In [None]:
selected_height = '1000' #input("Please enter the required height - 1000, 500 or 50. Enter only numbers --> ")

In [None]:
import pandas as pd
import re
from pycaret.regression import *
from pandas_profiling import ProfileReport
from pycaret.utils import enable_colab, check_metric
enable_colab()

%matplotlib inline

In [None]:
# Defining the CSV filepath for 3 different heights - 1000, 500, 50 feets
data_path = ''
different_height_data_paths = {'1000': data_path + '\\consolidated_data_1000.csv', 
                               '500' : data_path + '\\consolidated_data_500.csv', 
                               '50' : data_path + '\\consolidated_data_50.csv'}


In [None]:
# Read the CSV file from selected height.
current_height = different_height_data_paths[selected_height]

# Read CSV file at each height
consolidated_df = pd.read_csv(current_height)
consolidated_df.reset_index(drop = True)

In [None]:
# Selecting the independent variable that is required. Due to company proprietary data, actual features will not be shown.
vars_to_keep = ['', '', '']
cleaned_df = consolidated_df[vars_to_keep]

In [None]:
# Cleaning the column names and generate final Pandas Profiling Report. Pandas Profiling Report was generated earlier for feature (independent variables) selection
cleaned_df.columns = [re.sub('\W+', '_', c.lower()) for c in cleaned_df.columns]
title = "Cleaned Profiling Report - " + selected_height + " ft"
profile_filename = '/cleaned_profile' + selected_height + '.html'
cleaned_profile = ProfileReport(cleaned_df, minimal=True, title=title)
cleaned_profile.to_file(data_path + profile_filename)

In [None]:
# Split up train and test data
train_data = cleaned_df.sample(frac=0.7, random_state=88798)
test_data = cleaned_df.drop(train_data.index)
train_data.reset_index(drop=True, inplace=True)
test_data.reset_index(drop=True, inplace=True)

In [None]:
#Setting PyCaret up
experiment_regression = setup(data = train_data, 
                            target = 'touchdown_distance', 
                            test_data = test_data,
                            use_gpu= True,
                            normalize = True, 
                            transformation = True, 
                            fold = 10,
                            fold_shuffle = True,
                            silent = True
                            )

In [None]:
# Model training and selecting the best model.
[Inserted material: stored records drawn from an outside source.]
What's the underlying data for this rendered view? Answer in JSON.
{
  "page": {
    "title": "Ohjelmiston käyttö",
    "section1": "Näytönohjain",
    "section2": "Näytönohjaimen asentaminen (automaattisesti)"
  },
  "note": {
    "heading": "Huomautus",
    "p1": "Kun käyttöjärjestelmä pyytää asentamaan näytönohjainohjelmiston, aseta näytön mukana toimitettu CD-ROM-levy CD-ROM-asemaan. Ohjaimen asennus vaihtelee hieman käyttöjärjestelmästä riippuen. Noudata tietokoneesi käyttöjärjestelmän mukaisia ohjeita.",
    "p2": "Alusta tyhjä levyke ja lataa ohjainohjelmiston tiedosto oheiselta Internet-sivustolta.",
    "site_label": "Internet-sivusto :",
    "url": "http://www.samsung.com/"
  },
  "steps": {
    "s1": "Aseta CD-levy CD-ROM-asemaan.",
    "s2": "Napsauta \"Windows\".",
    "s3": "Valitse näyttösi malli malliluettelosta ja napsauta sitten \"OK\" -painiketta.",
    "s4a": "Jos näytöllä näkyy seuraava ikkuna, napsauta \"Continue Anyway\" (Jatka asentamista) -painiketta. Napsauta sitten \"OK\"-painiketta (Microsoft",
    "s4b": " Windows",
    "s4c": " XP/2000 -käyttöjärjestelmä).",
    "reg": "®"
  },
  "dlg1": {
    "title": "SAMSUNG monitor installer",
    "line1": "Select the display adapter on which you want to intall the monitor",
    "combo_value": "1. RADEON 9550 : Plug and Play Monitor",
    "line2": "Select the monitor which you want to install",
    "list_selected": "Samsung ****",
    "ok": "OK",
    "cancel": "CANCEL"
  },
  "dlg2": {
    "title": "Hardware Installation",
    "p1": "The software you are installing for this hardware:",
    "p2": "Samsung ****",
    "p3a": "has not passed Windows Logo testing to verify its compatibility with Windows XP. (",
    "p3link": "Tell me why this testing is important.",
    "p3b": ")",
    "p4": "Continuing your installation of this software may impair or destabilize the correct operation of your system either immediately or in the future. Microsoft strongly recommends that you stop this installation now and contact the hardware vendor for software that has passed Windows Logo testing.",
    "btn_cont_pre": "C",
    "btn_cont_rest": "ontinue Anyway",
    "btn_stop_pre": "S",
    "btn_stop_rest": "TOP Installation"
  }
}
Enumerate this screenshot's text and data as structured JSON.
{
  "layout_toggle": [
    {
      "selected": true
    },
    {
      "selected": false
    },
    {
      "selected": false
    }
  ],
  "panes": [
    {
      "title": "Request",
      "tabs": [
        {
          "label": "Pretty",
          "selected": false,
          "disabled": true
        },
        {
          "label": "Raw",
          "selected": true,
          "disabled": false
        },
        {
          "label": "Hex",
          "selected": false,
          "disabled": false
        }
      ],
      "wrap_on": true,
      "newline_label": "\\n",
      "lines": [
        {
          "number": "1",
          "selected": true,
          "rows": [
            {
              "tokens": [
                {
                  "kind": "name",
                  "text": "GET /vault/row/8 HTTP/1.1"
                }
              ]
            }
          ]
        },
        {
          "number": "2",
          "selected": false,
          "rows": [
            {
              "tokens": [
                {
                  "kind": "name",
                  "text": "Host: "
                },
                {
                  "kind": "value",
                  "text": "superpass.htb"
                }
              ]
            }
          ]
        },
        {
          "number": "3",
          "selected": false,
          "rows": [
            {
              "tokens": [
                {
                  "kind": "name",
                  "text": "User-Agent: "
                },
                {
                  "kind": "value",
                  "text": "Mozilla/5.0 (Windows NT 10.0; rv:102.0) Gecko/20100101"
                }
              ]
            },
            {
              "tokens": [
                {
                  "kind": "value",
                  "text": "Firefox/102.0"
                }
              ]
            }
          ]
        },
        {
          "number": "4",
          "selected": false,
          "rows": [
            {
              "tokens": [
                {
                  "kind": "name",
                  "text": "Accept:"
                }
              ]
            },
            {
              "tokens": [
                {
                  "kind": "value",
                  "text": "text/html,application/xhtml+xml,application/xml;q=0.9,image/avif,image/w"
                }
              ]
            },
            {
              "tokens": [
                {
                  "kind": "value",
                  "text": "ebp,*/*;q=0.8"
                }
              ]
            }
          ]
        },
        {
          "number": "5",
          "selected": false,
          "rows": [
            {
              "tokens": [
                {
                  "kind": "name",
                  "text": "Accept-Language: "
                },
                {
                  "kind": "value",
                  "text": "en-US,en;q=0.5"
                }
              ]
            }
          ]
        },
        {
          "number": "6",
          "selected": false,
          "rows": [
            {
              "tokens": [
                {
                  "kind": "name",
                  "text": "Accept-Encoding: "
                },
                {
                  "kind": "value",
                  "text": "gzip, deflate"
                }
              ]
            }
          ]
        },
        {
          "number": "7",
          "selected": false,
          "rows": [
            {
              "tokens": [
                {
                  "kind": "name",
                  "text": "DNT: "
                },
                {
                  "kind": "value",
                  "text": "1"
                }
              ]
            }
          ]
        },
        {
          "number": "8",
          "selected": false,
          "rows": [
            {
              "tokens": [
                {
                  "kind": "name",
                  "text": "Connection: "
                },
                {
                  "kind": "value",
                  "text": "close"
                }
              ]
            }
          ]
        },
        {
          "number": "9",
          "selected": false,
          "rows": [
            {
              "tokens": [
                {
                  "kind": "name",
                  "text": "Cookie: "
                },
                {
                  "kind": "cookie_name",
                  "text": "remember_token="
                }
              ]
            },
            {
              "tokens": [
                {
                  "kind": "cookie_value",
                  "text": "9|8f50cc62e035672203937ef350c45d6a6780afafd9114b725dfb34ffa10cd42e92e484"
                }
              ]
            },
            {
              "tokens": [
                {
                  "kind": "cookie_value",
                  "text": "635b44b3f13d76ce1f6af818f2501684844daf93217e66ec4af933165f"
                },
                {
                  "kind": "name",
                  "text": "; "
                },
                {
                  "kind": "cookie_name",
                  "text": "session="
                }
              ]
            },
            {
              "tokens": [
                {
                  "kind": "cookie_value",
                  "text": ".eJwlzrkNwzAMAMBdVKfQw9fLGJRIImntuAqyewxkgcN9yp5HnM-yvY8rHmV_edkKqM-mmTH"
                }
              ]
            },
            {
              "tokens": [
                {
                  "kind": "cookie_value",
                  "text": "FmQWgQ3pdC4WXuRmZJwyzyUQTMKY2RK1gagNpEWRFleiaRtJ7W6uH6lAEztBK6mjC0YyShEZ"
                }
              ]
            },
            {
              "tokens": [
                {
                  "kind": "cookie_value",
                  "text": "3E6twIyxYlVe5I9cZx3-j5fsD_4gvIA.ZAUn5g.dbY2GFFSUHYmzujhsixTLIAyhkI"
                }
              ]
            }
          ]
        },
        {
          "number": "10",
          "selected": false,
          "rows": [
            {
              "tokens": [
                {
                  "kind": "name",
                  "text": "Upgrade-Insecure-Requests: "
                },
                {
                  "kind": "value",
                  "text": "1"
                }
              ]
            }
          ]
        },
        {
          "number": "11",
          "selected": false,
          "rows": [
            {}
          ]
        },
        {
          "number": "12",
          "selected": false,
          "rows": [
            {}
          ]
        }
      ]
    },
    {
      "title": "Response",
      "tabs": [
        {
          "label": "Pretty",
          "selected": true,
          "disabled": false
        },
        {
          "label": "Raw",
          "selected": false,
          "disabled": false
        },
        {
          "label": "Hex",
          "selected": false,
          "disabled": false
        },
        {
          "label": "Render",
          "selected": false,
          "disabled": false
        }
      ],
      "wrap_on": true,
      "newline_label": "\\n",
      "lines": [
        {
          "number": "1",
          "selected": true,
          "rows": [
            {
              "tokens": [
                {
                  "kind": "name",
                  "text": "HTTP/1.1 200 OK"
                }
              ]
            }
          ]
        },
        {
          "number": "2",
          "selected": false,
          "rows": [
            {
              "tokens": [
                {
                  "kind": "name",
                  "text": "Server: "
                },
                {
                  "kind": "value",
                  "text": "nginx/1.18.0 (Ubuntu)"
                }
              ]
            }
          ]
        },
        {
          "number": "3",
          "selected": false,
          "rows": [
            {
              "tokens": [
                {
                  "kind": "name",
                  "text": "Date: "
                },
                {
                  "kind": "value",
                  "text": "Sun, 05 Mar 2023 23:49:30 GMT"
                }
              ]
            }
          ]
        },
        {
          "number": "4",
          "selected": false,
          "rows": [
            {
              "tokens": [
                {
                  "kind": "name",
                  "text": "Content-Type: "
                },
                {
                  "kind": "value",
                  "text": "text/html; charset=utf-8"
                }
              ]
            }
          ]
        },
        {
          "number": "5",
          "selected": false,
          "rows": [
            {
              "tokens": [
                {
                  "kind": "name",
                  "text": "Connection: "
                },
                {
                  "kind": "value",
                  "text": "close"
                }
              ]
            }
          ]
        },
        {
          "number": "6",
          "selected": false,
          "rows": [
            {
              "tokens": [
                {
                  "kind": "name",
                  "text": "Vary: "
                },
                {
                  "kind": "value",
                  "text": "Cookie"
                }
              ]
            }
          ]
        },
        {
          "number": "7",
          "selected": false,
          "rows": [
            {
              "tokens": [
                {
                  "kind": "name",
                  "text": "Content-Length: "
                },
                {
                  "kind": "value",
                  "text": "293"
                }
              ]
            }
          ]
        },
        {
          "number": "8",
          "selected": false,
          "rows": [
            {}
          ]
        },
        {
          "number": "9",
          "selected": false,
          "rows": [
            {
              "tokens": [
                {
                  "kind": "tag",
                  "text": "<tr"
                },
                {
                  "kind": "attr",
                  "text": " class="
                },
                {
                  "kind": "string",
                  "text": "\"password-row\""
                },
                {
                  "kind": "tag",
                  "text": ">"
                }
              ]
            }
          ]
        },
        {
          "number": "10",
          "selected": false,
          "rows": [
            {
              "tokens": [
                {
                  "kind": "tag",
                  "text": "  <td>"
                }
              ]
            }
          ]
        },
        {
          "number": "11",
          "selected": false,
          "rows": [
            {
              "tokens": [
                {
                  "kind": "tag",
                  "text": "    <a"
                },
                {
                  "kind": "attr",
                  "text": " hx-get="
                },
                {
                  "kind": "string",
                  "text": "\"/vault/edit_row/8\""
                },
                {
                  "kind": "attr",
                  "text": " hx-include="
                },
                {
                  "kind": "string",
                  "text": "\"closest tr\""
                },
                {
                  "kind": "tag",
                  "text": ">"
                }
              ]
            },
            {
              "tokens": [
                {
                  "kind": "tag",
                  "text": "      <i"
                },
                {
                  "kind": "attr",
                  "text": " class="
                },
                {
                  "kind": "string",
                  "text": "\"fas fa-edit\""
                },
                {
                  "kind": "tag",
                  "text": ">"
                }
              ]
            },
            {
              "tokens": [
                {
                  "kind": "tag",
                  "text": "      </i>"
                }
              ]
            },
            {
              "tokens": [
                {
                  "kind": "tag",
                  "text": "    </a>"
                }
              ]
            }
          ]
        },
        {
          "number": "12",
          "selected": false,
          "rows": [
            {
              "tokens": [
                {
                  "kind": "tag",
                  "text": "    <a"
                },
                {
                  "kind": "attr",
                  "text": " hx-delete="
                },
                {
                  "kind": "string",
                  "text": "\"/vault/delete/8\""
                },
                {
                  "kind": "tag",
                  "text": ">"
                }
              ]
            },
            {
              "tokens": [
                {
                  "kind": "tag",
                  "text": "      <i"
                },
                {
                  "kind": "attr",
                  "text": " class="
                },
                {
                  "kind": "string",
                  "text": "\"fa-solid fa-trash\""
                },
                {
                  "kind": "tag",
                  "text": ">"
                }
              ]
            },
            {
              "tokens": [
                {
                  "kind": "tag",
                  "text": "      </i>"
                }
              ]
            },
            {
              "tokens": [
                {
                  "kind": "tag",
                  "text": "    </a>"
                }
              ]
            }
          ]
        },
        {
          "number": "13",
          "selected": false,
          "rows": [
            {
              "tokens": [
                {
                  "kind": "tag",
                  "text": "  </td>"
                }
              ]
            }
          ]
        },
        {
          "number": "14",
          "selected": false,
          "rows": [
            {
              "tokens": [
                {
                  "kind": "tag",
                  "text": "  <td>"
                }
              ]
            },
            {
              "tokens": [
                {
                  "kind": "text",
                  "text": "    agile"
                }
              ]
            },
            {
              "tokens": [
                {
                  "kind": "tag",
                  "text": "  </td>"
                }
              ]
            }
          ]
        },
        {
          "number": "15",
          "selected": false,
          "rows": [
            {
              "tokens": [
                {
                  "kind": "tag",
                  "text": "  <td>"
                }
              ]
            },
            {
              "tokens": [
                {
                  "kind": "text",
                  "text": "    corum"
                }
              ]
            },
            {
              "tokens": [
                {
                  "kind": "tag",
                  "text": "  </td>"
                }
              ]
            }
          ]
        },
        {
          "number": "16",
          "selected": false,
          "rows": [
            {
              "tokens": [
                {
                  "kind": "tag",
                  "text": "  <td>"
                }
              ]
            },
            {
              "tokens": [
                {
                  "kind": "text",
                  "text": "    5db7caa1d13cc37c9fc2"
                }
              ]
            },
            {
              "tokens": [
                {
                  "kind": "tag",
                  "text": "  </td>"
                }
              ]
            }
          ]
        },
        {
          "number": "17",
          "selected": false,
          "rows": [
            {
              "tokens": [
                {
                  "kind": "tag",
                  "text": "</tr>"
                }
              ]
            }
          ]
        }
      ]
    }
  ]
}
R2 is chosen by default
best_model = compare_models()
print(best_model)

In [None]:
# Model tuning
tuned_model = tune_model(estimator = best_model, 
                        fold = 5,
                        optimize = 'MAPE',
                        search_library = 'optuna',
                        choose_better = True)

In [None]:
# Ensemble Model
ensembled_bagging_model = ensemble_model(tuned_model,
                                       optimize = 'MAPE')

In [None]:
ensembled_boosting_model = ensemble_model(tuned_model, 
                                 method='Boosting',
                                 optimize = 'MAPE')

In [None]:
#Finalize the model
best_finalized_model = finalize_model(automl(optimize = 'MAPE'))
print(best_finalized_model)

In [None]:
#Evaluate the model such as learning curve and feature importances
evaluate_model(best_finalized_model)
saved_model = save_model(best_finalized_model, 'best_model_' + selected_height)